На душе, однако, было скверно. Прежняя безоблачная жизнь, в которой не было ни особых грехов, ни смертельных врагов, оставалась позади. Появилось чувство постоянной тревоги и неуверенности. Никитич, оставшийся лежать на поле под Ленинградом? Шальная мысль сдаться в плен немцам? Он ведь даже пробовал кричать что-то по-немецки. Но кто слышал? Кто знает, что не сказал он тогда санитарке про Никитича? Никто, кроме самого Никитича. Но он наверняка подох еще до того, как подобрали Сашу. Тут опасности, пожалуй, нет. С госпиталем получилось хуже. Тракторист все знает. Фефелов догадывается. Бульдог Борька деньги за ворованное ему отдавал. Надя, если выйдет, будет добиваться правды. Но он сегодня из этого далекого зауральского города исчезнет, и исчезнет окончательно. Тракторист поедет в свой Хабаровск. Восемь суток до Москвы. Фефелова заберут, если заберут, родственники в Краснодар. Он практически неподвижен. Борька? Малец еще. Неизвестно, куда его жизнь занесет. Ну, а Надя и выйдет нескоро, и, вернувшись домой, никаких концов, конечно, не найдет. Война кончится, госпиталь закроют, раненых распустят, врачи и сестры разбегутся. Ищи-свищи.

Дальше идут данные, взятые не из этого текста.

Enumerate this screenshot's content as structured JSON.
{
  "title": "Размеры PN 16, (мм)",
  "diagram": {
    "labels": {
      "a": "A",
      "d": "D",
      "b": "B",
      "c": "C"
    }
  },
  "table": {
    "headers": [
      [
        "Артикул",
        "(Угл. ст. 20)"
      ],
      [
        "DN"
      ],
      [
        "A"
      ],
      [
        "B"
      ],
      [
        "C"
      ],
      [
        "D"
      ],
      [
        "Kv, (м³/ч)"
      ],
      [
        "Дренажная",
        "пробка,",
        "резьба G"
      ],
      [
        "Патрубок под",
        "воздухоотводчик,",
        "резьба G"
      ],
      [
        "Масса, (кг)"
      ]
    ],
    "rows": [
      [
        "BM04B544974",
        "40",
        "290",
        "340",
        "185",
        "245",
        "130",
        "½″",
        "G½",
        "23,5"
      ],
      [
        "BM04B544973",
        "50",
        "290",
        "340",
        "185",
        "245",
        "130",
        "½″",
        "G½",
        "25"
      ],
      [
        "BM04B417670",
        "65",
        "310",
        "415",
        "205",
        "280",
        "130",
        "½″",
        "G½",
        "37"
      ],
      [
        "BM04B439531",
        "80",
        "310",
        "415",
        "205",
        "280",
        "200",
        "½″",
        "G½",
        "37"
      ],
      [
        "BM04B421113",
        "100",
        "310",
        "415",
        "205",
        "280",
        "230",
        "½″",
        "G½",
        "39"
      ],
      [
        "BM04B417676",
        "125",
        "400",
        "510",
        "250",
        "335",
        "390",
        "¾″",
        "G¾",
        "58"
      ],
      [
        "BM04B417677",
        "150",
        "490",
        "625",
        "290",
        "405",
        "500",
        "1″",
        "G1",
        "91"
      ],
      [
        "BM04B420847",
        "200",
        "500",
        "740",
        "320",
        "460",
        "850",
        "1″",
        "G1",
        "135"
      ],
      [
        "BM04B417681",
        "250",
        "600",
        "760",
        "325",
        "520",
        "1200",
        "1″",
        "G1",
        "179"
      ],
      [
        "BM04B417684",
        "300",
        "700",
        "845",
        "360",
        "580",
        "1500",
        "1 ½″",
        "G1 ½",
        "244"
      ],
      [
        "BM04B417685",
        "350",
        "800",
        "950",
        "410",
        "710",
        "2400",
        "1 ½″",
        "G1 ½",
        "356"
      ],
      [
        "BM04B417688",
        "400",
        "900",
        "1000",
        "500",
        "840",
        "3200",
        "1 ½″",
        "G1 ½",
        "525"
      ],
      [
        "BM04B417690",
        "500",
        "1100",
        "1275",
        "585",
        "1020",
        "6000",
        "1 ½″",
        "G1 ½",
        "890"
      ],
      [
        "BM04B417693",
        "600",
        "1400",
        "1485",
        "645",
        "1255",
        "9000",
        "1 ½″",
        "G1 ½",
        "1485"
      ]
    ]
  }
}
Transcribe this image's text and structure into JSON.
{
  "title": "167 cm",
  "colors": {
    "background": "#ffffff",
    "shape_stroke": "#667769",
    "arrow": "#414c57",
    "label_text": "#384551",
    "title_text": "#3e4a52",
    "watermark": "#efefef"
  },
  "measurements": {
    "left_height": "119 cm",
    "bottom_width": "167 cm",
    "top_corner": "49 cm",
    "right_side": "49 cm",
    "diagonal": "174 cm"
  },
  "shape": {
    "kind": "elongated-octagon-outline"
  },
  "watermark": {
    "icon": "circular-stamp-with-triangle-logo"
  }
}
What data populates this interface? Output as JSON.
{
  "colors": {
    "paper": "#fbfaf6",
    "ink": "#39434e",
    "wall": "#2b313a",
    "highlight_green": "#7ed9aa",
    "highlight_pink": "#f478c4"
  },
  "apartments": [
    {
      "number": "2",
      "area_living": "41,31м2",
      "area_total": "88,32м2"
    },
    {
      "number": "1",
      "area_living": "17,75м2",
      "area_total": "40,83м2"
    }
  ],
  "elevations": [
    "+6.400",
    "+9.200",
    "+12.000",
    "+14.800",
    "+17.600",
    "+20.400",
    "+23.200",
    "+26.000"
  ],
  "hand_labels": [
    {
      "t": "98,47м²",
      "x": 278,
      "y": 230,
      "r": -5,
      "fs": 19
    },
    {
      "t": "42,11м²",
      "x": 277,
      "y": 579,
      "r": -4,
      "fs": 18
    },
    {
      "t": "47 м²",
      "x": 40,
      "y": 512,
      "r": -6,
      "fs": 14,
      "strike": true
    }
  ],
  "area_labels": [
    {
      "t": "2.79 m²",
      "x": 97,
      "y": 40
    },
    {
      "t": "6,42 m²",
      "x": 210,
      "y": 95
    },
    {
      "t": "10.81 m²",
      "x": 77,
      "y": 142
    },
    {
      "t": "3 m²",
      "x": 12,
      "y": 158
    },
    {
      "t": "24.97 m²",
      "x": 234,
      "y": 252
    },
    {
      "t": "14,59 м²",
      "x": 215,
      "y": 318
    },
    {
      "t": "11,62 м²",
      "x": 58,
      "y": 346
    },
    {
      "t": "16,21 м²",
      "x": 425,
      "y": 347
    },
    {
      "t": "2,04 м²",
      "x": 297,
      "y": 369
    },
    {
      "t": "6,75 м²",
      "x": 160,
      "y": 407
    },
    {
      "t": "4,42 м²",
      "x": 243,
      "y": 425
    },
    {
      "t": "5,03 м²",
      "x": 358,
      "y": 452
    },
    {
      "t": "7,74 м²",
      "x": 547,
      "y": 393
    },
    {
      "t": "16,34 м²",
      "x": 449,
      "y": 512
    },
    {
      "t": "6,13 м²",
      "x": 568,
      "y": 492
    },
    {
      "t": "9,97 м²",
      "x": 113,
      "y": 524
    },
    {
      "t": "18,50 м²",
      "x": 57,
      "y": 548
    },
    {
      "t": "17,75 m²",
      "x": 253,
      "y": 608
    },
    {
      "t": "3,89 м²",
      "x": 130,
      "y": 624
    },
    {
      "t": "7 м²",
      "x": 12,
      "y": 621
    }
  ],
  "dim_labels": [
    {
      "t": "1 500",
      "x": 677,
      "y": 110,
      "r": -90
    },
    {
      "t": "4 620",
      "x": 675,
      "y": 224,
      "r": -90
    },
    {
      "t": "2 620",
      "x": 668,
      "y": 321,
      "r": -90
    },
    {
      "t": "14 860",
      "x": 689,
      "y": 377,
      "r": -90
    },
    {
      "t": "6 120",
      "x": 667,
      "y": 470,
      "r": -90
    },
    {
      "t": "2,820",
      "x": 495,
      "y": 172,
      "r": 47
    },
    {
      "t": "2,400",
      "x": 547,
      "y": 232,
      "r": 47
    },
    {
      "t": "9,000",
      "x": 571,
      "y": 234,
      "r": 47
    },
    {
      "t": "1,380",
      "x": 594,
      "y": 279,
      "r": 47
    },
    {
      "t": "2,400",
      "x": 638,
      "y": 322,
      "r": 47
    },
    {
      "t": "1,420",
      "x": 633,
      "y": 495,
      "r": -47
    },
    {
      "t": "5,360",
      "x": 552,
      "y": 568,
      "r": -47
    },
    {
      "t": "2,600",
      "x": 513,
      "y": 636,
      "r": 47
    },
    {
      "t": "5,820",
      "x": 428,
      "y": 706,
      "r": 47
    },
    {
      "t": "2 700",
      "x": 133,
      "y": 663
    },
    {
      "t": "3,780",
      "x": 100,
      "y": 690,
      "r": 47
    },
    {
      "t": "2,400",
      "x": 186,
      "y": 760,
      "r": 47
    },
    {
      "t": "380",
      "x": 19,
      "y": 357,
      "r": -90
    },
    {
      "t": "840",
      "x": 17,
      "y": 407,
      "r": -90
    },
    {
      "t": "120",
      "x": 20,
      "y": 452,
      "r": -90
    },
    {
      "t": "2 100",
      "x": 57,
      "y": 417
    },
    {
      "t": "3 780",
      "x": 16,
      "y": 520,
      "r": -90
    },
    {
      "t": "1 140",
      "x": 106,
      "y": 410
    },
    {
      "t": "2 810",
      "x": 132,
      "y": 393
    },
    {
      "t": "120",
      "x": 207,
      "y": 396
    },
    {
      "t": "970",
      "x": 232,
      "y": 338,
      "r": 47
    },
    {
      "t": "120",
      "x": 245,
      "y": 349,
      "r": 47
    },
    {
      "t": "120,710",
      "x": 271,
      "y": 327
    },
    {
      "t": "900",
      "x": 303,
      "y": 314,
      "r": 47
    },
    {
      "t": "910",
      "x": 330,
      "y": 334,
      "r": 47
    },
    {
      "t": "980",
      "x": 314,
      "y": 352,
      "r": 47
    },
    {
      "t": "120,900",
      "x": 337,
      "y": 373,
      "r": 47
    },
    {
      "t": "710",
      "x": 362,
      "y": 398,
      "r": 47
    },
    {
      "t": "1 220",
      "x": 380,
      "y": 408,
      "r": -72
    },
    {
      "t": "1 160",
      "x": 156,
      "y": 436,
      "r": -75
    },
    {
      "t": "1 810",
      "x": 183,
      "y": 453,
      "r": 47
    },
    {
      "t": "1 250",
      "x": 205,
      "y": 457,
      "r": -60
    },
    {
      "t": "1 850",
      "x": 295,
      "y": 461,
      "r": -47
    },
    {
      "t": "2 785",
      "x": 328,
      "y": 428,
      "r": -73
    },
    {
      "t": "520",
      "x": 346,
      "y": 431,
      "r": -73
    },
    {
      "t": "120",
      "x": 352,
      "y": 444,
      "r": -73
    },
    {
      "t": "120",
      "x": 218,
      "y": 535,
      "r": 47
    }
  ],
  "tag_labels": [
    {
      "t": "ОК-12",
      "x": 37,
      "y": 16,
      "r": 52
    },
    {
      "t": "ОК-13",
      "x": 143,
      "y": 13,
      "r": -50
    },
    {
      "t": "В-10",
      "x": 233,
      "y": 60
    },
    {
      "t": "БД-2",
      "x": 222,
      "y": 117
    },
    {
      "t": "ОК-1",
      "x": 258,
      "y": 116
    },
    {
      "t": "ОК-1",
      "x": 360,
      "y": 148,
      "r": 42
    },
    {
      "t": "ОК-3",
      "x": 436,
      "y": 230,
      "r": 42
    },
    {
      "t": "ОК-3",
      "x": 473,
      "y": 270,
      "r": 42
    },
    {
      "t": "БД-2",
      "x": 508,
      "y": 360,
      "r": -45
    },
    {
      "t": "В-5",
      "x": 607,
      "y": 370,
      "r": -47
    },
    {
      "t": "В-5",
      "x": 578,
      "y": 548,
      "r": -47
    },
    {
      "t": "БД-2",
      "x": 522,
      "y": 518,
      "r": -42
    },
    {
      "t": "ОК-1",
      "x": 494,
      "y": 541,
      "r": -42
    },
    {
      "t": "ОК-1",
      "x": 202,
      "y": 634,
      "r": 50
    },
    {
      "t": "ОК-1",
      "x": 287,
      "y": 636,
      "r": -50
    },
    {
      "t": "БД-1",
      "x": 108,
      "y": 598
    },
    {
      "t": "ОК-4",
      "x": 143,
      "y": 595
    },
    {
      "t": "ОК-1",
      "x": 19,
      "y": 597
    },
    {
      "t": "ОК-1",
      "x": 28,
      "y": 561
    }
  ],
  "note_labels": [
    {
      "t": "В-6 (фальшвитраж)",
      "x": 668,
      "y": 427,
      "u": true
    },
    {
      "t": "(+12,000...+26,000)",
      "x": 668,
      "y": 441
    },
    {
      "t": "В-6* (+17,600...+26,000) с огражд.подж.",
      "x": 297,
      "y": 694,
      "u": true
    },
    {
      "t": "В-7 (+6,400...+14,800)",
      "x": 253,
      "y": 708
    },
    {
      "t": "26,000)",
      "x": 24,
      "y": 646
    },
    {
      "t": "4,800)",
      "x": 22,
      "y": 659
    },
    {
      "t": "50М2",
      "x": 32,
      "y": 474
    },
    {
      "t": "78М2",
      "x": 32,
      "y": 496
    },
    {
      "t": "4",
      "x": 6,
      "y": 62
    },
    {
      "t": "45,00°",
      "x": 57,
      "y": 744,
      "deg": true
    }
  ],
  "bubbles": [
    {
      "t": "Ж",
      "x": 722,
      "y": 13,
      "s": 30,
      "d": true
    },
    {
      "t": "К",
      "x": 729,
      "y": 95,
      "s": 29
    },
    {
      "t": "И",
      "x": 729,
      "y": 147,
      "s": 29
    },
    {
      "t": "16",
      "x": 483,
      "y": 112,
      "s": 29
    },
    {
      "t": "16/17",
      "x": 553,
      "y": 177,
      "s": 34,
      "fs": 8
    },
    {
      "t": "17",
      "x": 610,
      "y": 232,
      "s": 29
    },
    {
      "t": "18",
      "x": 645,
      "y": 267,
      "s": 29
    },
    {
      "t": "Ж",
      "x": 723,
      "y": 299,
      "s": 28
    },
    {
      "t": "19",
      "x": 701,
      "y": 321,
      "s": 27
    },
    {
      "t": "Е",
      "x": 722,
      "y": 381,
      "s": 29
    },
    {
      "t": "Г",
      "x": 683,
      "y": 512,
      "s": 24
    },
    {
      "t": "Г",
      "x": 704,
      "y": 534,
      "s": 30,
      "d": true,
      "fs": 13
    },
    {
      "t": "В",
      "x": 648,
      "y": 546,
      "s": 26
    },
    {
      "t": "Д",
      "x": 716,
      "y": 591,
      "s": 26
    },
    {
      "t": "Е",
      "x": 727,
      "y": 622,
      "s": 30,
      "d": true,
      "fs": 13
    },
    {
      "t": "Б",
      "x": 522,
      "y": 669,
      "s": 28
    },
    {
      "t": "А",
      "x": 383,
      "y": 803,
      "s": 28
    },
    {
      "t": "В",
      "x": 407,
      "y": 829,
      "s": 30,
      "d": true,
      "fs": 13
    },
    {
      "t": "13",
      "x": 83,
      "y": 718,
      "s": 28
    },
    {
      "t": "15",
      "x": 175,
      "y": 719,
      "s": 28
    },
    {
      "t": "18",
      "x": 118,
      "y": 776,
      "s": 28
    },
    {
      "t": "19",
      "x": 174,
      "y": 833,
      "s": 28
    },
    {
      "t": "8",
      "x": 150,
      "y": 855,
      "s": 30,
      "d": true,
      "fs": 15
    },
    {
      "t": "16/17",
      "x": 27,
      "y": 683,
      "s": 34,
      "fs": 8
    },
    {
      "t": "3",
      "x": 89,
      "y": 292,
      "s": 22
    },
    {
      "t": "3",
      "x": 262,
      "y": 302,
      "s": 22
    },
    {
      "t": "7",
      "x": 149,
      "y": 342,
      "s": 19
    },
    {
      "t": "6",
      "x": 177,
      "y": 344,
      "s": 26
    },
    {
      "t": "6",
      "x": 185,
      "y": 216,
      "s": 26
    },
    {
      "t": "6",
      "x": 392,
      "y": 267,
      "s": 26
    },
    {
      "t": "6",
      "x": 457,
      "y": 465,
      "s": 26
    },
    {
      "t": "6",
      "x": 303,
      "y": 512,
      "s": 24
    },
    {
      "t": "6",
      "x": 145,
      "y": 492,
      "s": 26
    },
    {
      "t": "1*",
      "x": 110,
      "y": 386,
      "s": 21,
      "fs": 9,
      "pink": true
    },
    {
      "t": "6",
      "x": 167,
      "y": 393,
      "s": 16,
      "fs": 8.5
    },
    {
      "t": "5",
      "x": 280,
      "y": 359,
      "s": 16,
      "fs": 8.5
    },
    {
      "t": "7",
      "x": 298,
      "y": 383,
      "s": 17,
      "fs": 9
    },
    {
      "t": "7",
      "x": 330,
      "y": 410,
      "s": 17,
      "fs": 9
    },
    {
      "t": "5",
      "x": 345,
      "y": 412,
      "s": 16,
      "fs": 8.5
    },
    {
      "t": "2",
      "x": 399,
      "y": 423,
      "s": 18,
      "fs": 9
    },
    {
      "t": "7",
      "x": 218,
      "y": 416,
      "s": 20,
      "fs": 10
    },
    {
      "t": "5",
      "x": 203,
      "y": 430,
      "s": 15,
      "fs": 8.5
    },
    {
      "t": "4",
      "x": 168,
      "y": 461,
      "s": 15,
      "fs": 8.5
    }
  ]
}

Так думал Тыковлев, топая с вещмешком к вокзалу. Нельзя сказать, что настроение у него было столь же радостное, что и утром. Но уверенности прибавлялось с каждым шагом.
Жизнь опять заулыбалась ему, когда, забравшись в вагон дальнего следования, он один улегся на третьей багажной полке над добрым десятком сгорбленных спин, заполнивших купе под ним. Дети, старухи, пара командированных. Все они беспрекословно очистили лежачее место для раненого и даже помогли забраться наверх. Внизу лежачих мест в те времена, разумеется, быть не могло. На третьей полке обычно спали в пути по очереди. Но что поделать, если в купе попал тяжелораненый? Придется потерпеть. Он, как-никак, за всех пострадал. Все у него в долгу.
В пути Сашу подкармливали картошкой в мундире. На станциях бежали за кипятком и на его долю. Под стук вагонных колес он охотно рассказывал о своем первом бое, припоминал были и небылицы, которых вдосталь наслушался в госпитале. Постепенно входил в роль бывалого солдата, прошедшего в свои девянадцать лет огонь, и медные трубы, и волчьи зубы. О том, что его первый бой оказался и последним, он не поминал. Просто к слову не приходилось. Геройские похождения других постепенно становились частью его собственной детской биографии. Почтительное внимание и забота попутчиков начинали восприниматься как что-то само собой разумеющееся. Быть вне армии и вне госпиталя Тыковлеву положительно нравилось. Здесь он чувствовал себя не просто человеком, а человеком значительным; первым, а не как среди военных — третьим или десятым сортом.